トモアキ・リュウ展

HAPPENINGText: Yurie Hatano

洗練された空間を、様々な形に難なく適合させてしまうソーソーカフェ。2005年3月5日のオープニングパーティを皮切りにして、この度その白い魅惑的なスペースは、トモアキ・リュウのダイナミックな色に染められた。

トモアキ・リュウは、グラフィティ、ウェブサイト、ファッション、グラフィックデザインなど、多分野に渡って独自の作品を創り出す、ロンドン在住の日本人アーティストである。

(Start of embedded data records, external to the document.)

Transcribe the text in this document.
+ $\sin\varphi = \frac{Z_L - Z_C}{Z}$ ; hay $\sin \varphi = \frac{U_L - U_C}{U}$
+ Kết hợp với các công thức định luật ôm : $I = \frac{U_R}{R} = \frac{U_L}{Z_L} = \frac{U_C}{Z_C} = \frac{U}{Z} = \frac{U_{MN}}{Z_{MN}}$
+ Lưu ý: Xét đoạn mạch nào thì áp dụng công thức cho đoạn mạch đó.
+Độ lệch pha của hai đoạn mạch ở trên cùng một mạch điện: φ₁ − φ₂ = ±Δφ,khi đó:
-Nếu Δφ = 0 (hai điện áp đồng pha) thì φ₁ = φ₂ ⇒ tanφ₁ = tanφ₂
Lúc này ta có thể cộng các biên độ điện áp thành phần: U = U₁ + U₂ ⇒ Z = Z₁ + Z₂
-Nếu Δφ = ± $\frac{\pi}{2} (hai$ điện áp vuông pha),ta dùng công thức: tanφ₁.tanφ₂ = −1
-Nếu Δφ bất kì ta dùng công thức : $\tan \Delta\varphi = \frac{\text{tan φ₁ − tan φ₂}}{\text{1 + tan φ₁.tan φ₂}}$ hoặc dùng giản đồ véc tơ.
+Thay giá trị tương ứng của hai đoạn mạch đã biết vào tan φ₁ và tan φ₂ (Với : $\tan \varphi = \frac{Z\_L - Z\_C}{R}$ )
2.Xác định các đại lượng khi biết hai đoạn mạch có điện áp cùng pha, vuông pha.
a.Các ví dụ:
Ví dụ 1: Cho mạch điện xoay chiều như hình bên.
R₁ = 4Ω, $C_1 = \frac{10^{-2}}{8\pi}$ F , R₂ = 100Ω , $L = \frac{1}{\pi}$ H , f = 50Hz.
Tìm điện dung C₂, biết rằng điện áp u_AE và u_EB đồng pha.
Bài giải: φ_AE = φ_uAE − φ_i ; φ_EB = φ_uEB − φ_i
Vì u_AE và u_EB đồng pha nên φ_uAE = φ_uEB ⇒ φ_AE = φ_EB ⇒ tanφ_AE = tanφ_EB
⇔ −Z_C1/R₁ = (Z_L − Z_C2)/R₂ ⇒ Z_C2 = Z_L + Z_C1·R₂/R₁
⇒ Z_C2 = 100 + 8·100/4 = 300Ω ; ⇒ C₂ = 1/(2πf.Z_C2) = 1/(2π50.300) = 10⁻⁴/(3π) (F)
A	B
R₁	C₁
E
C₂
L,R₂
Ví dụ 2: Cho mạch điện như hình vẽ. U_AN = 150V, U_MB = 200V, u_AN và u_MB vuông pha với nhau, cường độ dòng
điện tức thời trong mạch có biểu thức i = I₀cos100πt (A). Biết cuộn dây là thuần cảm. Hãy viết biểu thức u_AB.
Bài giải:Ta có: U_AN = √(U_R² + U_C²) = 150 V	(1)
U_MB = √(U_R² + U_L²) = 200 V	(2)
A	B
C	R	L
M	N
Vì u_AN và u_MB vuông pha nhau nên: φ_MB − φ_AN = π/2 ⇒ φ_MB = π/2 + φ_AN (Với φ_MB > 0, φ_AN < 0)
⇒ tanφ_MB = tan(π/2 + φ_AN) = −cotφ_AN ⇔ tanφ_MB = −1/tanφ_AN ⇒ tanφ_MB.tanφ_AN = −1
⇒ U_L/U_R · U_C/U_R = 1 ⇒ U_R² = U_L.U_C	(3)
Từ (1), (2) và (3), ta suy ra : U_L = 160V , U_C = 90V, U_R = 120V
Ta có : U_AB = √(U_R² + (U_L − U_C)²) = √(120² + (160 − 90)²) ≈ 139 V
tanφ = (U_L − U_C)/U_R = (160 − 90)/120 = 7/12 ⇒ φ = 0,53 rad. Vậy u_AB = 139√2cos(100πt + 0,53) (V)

ここシフトでも、シフト2005年カレンダーにて作品が選出されている他、2005年1月のカバーデザインを手掛けるなどの活躍をしており、その名や作品になじみのある人は多いであろう。

オープニングに行われた彼のパフォーマンスは、始まったというよりもむしろ、いつの間にかそこにあったと表現したい。開始時間には、彼はすでに大きな3枚のクリアパネルの制作に黙々と挑んでいて、スプレーを用いた着色作業のために会場と外の出入りを繰り返していた。

入り口付近に展示されたのは、シフトとリュウ氏のコラボレーションによるオリジナルTシャツと、デザインスニーカーなどの作品である。その色や配置は、一見ポップなアパレルショップのようでもあり、入り口に明るい印象を創り出していた。会場内の壁やテーブルには、シルクスクリーンやステンシル作品、ポスターなどが張り巡らされ、また、奥に位置するDJが、心地よいビートと共に会場全体を一つにした。